For the most part clean rooms are to protect things like computer or other electronic devices (chips). These have conductors that are closer together than the size of dust particles, commonly a fraction of a micron, and tiny particles can cause a short circuit, just like your dropping a metal knife into a toaster; it makes a path between conductive elements and so causes the “short”. Another use of clean rooms is to keep optics free of contaminants – here we worry about smoke or tiny droplets that can settle on or dry on optics.

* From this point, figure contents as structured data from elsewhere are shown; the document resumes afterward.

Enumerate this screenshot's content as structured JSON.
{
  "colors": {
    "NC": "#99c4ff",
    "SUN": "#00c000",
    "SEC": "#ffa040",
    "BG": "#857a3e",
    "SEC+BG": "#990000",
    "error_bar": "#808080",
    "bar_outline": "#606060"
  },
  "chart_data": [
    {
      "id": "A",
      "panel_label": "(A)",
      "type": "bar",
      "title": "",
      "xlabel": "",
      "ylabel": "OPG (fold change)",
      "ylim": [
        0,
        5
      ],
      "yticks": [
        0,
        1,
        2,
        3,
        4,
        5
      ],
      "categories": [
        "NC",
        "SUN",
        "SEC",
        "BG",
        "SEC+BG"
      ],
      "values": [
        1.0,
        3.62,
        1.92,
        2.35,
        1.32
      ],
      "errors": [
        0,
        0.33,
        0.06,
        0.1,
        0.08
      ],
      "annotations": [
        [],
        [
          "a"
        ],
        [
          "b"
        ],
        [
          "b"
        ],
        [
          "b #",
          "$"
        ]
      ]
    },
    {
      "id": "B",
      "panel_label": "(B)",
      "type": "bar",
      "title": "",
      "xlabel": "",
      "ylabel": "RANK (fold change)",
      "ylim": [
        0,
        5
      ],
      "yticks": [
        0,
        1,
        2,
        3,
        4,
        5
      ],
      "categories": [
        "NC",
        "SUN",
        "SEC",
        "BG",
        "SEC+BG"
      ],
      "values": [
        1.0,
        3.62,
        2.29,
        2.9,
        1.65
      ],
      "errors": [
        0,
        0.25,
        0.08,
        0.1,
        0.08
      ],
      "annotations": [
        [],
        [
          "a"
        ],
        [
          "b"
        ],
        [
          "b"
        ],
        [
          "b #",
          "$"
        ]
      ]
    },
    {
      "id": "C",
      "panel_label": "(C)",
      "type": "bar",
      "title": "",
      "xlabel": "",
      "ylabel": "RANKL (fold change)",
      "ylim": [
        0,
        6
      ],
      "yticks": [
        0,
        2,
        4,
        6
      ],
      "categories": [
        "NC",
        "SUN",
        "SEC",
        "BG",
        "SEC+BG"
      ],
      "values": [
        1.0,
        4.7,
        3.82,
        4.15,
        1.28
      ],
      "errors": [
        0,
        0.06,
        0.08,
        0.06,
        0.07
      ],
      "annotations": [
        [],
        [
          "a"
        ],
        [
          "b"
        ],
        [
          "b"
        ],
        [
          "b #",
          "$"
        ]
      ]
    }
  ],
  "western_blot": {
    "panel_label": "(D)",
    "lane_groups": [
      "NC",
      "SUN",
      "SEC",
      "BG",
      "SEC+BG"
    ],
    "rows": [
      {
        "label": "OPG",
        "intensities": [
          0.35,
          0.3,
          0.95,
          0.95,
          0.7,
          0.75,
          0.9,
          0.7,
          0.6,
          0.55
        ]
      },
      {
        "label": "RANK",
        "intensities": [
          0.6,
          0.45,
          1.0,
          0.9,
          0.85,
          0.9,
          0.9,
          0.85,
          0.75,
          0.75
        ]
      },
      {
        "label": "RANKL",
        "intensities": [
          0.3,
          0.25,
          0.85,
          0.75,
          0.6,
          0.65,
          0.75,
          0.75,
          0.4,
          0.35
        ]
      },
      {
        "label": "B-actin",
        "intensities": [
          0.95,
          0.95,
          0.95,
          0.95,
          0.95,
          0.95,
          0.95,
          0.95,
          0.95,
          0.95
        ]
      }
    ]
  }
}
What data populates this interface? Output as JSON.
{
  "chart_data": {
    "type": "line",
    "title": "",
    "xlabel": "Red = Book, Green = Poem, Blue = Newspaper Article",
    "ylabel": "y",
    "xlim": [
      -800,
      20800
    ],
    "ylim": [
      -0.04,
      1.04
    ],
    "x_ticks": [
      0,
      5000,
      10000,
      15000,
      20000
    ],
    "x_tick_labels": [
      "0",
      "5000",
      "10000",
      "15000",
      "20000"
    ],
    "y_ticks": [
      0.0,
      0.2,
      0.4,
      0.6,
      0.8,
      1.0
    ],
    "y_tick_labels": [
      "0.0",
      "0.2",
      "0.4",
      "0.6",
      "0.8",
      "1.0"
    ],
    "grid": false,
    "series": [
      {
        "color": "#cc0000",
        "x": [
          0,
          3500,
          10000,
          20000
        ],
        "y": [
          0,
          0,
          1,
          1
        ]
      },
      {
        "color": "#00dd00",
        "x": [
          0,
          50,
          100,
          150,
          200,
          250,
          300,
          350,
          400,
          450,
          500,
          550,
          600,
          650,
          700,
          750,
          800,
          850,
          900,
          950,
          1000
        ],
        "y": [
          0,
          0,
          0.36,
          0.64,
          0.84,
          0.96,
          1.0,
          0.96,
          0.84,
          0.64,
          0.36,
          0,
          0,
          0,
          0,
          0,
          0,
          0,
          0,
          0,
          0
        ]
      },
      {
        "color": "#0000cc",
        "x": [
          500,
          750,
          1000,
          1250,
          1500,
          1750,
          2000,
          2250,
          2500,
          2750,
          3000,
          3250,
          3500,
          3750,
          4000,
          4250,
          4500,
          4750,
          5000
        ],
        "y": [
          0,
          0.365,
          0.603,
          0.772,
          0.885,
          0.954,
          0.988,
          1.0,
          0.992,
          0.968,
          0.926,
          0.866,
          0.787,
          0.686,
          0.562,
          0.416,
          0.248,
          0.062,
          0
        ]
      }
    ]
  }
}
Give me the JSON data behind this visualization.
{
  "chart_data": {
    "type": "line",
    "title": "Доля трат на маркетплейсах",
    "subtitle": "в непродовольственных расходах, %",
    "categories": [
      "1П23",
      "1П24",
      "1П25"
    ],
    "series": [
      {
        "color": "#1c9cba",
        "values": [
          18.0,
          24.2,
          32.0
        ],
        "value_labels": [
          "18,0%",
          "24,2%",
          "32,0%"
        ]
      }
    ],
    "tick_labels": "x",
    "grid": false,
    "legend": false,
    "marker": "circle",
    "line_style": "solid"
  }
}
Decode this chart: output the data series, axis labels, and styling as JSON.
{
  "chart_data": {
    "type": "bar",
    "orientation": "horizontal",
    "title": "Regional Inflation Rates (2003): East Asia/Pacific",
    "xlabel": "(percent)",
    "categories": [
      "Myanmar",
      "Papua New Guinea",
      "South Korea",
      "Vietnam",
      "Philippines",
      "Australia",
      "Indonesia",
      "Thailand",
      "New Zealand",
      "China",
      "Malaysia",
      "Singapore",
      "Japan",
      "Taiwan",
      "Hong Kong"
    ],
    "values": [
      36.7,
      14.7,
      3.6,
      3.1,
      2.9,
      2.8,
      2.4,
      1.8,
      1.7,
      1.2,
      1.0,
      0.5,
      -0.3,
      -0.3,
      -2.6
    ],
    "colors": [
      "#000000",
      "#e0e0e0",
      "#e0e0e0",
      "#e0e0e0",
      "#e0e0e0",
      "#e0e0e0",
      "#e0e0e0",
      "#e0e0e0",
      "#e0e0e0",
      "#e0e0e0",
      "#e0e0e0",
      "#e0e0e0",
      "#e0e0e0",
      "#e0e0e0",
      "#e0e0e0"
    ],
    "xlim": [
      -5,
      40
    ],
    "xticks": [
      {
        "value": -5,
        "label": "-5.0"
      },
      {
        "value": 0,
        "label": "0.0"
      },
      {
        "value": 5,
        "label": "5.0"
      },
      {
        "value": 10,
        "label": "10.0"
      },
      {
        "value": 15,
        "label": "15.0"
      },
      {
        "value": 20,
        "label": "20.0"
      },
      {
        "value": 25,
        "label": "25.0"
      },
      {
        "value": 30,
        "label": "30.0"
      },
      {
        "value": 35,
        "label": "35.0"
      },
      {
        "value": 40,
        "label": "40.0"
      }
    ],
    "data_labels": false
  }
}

At ECL, we use exotic detector chips called MKIDs which have conductors that are micron-size structures, and we also assemble and test optics.
Specifications
ECL has the ISO6 and ISO7 classes of the cleanroom.
1. ISO 6 -16 m2, 1 000 000-293 particles/cm-3. It is used for testing MKIDs, optics, cryo/vacuum assembly.
2. ISO 7 -17.6 m2, 352 000-2 930 particles/cm-3. It is used for micro-wire bonding machine.